La comunità scientifica, sia nazionale che internazionale, sulla base di studi continuamente aggiornati, è concorde nel ritenere che i vaccini approvati dalle autorità hanno un’elevata efficacia nel proteggere dalla malattia grave, sia i singoli sia la collettività, ed in particolare i soggetti vulnerabili, con un rapporto rischi-benefici in cui i benefici sono superiori ai rischi. E ciò in tutte le fasce di età, comprese quelle più giovani, che coincidono con quelle in cui la circolazione del virus è più elevata, per la maggiore socializzazione.

Al contempo, nel decreto il giudice ha considerato che l’assenza di copertura vaccinale, soprattutto in presenza di varianti sempre più contagiose, comporta, da un lato, un maggior rischio di contrarre la malattia per i singoli, ivi compresi i minori e, dall’altro, ripercussioni negative sulla vita sociale e lavorativa delle persone e, per quanto riguarda i più giovani, sul loro percorso educativo, limitando la possibilità di accesso alle strutture formative.

L’articolo 3 della legge n. 219/2017 al comma 1, prevede che “la persona minore di età o incapace ha diritto alla valorizzazione delle proprie capacità di comprensione e di decisione…” e al successivo comma 2 che “il consenso informato al trattamento sanitario del minore è espresso o rifiutato dagli esercenti la responsabilità genitoriale o dal tutore tenendo conto della volontà della persona minore, in relazione alla sua età e al suo grado di maturità e avendo come scopo la tutela della salute psicofisica e della vita del minore nel pieno rispetto della sua dignità”.

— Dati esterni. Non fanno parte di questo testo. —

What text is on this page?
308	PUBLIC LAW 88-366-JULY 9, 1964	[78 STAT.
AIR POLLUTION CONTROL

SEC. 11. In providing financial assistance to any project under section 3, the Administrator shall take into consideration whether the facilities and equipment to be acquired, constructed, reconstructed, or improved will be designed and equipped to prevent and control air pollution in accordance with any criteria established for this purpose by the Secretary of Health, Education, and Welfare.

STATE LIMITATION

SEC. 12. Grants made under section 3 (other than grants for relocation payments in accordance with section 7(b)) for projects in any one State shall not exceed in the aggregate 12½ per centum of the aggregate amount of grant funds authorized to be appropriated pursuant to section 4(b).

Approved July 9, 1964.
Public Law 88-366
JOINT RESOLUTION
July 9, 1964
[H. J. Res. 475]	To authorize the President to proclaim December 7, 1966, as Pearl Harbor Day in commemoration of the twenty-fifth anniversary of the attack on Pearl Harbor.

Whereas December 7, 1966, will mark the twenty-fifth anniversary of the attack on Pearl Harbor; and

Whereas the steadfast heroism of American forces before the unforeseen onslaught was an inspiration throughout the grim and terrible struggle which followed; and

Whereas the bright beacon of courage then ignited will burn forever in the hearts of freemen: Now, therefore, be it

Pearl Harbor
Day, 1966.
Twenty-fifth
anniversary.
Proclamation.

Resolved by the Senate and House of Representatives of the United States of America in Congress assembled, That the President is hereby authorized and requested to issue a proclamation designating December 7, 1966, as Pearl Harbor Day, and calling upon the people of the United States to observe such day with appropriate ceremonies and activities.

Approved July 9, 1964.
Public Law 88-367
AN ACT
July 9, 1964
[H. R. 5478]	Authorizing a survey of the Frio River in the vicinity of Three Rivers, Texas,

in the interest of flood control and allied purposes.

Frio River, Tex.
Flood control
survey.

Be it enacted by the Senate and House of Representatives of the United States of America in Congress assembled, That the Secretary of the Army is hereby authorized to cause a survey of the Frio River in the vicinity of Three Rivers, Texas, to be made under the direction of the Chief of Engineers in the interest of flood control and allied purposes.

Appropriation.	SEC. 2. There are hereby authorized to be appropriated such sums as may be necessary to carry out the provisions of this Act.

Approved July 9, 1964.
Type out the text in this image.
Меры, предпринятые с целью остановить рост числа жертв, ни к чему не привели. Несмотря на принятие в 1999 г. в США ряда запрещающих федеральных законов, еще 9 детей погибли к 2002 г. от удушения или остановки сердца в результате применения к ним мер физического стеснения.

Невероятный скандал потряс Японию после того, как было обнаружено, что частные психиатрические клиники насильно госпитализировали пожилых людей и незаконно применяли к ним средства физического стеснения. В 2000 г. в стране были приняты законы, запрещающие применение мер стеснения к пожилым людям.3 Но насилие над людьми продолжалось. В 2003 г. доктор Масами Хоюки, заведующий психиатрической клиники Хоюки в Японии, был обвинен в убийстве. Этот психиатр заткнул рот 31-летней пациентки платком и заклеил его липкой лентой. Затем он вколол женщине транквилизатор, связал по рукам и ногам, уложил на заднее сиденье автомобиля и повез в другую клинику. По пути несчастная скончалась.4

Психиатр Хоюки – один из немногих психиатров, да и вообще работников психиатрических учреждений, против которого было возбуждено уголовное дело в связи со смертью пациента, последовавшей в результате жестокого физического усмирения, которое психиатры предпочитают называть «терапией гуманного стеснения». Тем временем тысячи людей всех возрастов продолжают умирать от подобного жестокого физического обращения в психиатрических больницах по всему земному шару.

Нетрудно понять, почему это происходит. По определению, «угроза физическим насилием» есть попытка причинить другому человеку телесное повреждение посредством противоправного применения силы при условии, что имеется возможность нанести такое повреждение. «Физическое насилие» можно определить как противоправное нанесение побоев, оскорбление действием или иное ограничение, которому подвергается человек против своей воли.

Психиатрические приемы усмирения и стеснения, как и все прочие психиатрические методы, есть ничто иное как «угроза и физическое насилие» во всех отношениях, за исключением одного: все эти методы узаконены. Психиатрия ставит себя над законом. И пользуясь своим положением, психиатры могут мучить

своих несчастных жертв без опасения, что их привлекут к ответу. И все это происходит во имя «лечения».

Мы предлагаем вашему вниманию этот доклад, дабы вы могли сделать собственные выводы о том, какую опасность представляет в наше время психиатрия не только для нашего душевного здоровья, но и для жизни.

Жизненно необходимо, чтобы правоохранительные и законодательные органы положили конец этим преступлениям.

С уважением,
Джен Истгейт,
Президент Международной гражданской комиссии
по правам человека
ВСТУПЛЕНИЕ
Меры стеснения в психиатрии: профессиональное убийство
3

Il rifiuto opposto dal padre è apparso in contrasto con tale disposizione, sia avuto riguardo alla mancata considerazione della volontà manifestata dal figlio, sia con riferimento alla salvaguardia della salute psicofisica del minore, comportando la mancanza di copertura vaccinale non soltanto un concreto rischio di contrarre la malattia, ma anche pregiudizievoli limitazioni alla sua vita di relazione nei più svariati ambiti.

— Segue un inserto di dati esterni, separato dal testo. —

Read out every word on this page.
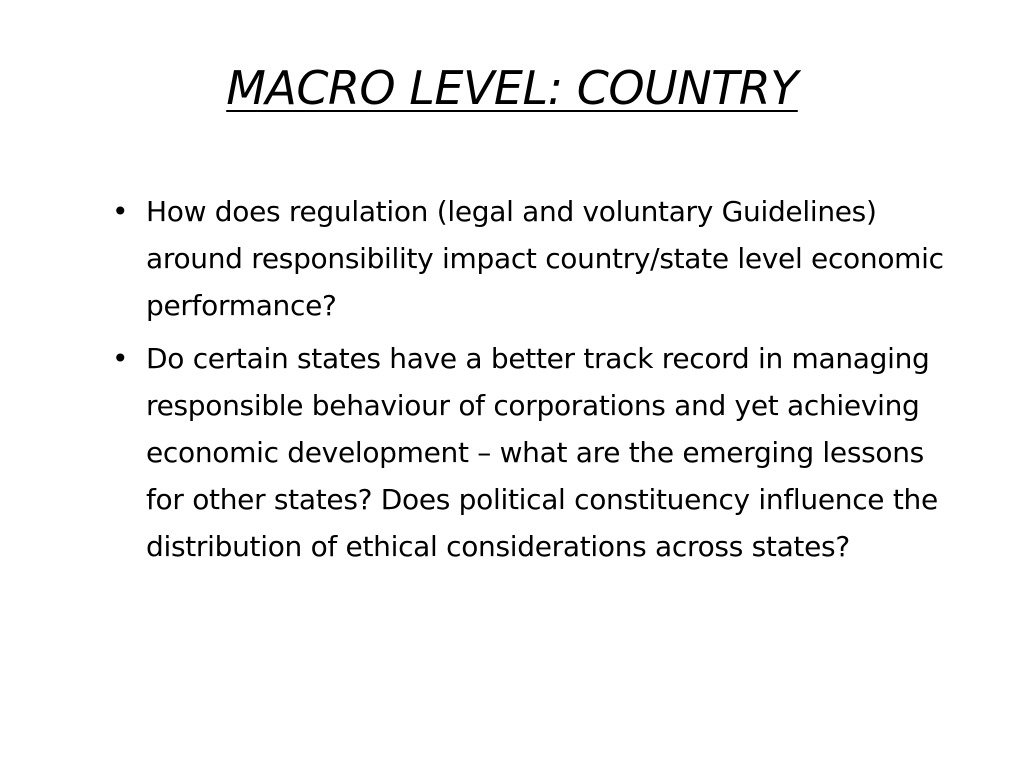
MACRO LEVEL: COUNTRY
• How does regulation (legal and voluntary Guidelines) around responsibility impact country/state level economic performance?
• Do certain states have a better track record in managing responsible behaviour of corporations and yet achieving economic development – what are the emerging lessons for other states? Does political constituency influence the distribution of ethical considerations across states?
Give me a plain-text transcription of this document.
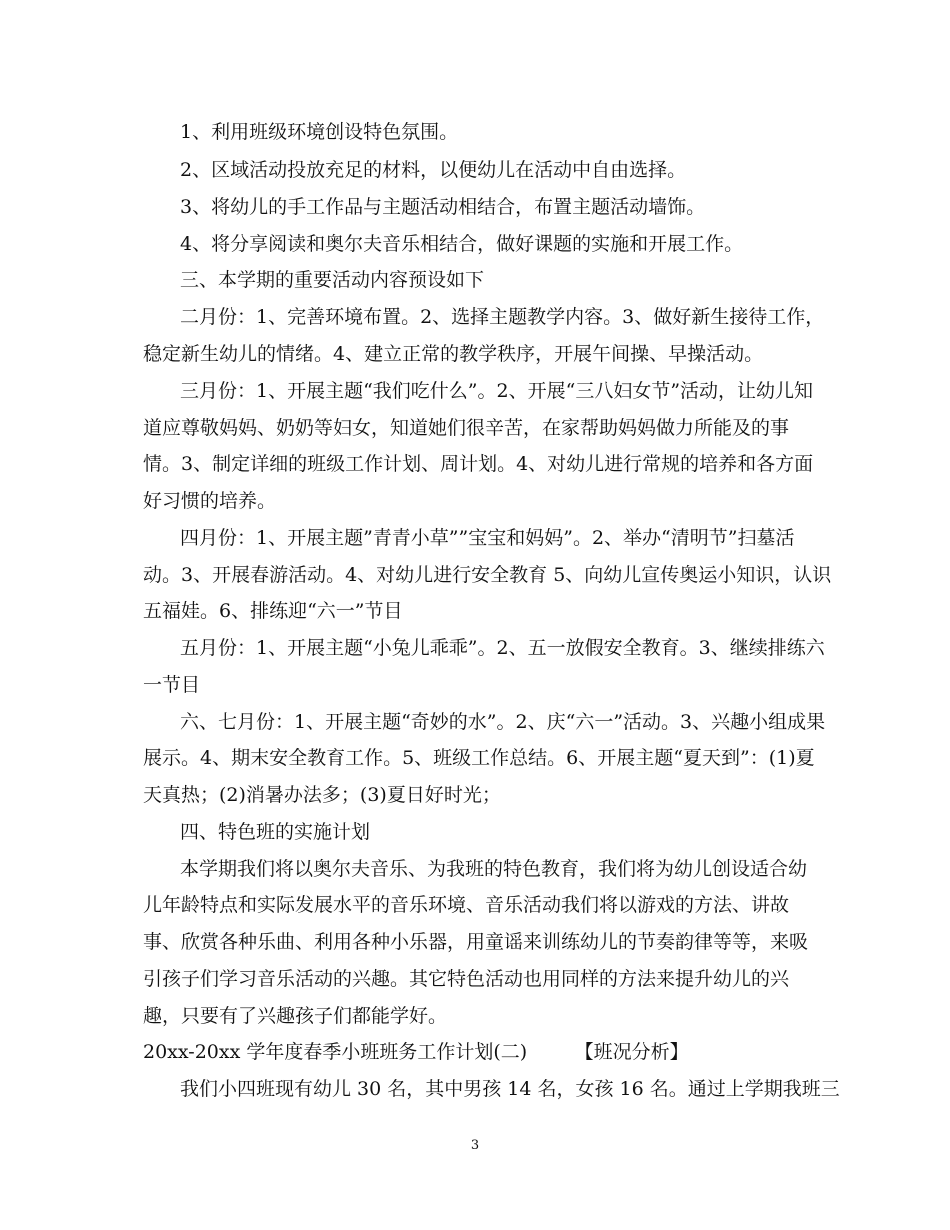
1、利用班级环境创设特色氛围。
2、区域活动投放充足的材料，以便幼儿在活动中自由选择。
3、将幼儿的手工作品与主题活动相结合，布置主题活动墙饰。
4、将分享阅读和奥尔夫音乐相结合，做好课题的实施和开展工作。
三、本学期的重要活动内容预设如下
二月份：1、完善环境布置。2、选择主题教学内容。3、做好新生接待工作，
稳定新生幼儿的情绪。4、建立正常的教学秩序，开展午间操、早操活动。
三月份：1、开展主题“我们吃什么”。2、开展“三八妇女节”活动，让幼儿知
道应尊敬妈妈、奶奶等妇女，知道她们很辛苦，在家帮助妈妈做力所能及的事
情。3、制定详细的班级工作计划、周计划。4、对幼儿进行常规的培养和各方面
好习惯的培养。
四月份：1、开展主题”青青小草””宝宝和妈妈”。2、举办“清明节”扫墓活
动。3、开展春游活动。4、对幼儿进行安全教育 5、向幼儿宣传奥运小知识，认识
五福娃。6、排练迎“六一”节目
五月份：1、开展主题“小兔儿乖乖”。2、五一放假安全教育。3、继续排练六
一节目
六、七月份：1、开展主题“奇妙的水”。2、庆“六一”活动。3、兴趣小组成果
展示。4、期末安全教育工作。5、班级工作总结。6、开展主题“夏天到”：(1)夏
天真热；(2)消暑办法多；(3)夏日好时光；
四、特色班的实施计划
本学期我们将以奥尔夫音乐、为我班的特色教育，我们将为幼儿创设适合幼
儿年龄特点和实际发展水平的音乐环境、音乐活动我们将以游戏的方法、讲故
事、欣赏各种乐曲、利用各种小乐器，用童谣来训练幼儿的节奏韵律等等，来吸
引孩子们学习音乐活动的兴趣。其它特色活动也用同样的方法来提升幼儿的兴
趣，只要有了兴趣孩子们都能学好。
20xx-20xx 学年度春季小班班务工作计划(二)　　　【班况分析】
我们小四班现有幼儿 30 名，其中男孩 14 名，女孩 16 名。通过上学期我班三
3
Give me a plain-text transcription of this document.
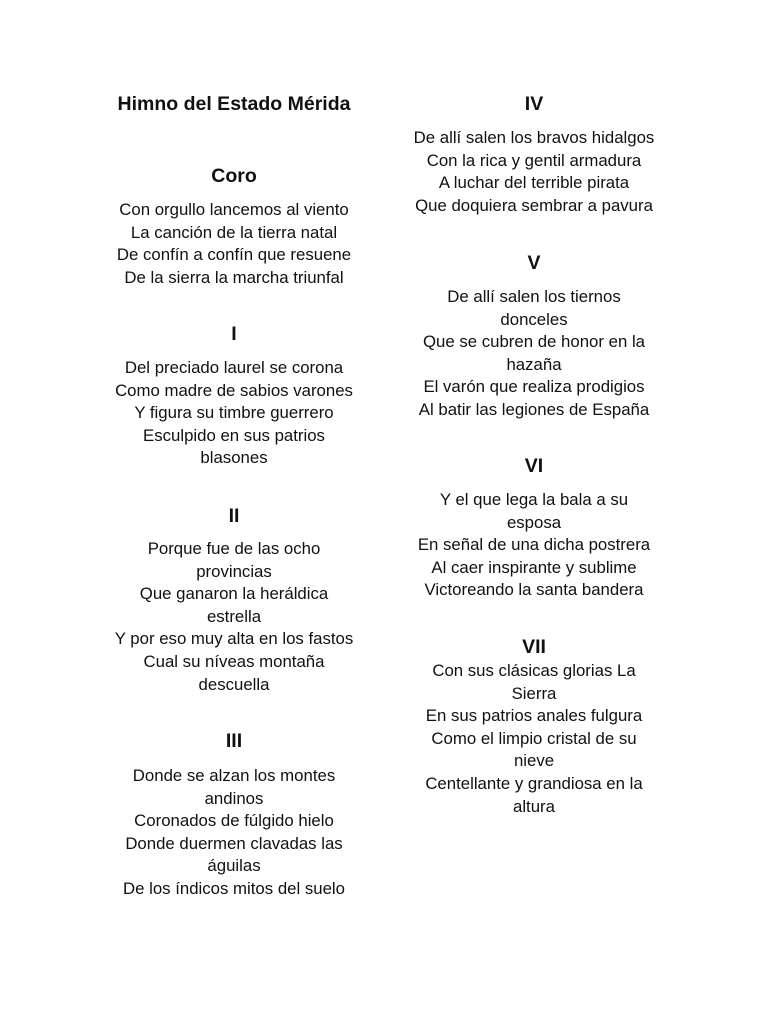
Himno del Estado Mérida
Coro

Con orgullo lancemos al viento
La canción de la tierra natal
De confín a confín que resuene
De la sierra la marcha triunfal

I

Del preciado laurel se corona
Como madre de sabios varones
Y figura su timbre guerrero
Esculpido en sus patrios
blasones

II

Porque fue de las ocho
provincias
Que ganaron la heráldica
estrella
Y por eso muy alta en los fastos
Cual su níveas montaña
descuella

III

Donde se alzan los montes
andinos
Coronados de fúlgido hielo
Donde duermen clavadas las
águilas
De los índicos mitos del suelo

IV

De allí salen los bravos hidalgos
Con la rica y gentil armadura
A luchar del terrible pirata
Que doquiera sembrar a pavura

V

De allí salen los tiernos
donceles
Que se cubren de honor en la
hazaña
El varón que realiza prodigios
Al batir las legiones de España

VI

Y el que lega la bala a su
esposa
En señal de una dicha postrera
Al caer inspirante y sublime
Victoreando la santa bandera

VII

Con sus clásicas glorias La
Sierra
En sus patrios anales fulgura
Como el limpio cristal de su
nieve
Centellante y grandiosa en la
altura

Nel caso di specie, non sussistevano controindicazioni all’inoculazione, come certificato dal pediatra. Ai fini della risoluzione del conflitto, soprattutto, è stata presa in considerazione la volontà manifestata dall’adolescente. In un sms inviato al padre aveva espresso, con chiarezza, l’intenzione di sottoporsi al vaccino per poter tornare ad una vita normale sia sul piano scolastico che relazionale. Di tale volontà è stato tenuto conto, attesi i suoi 15 anni e 6 mesi.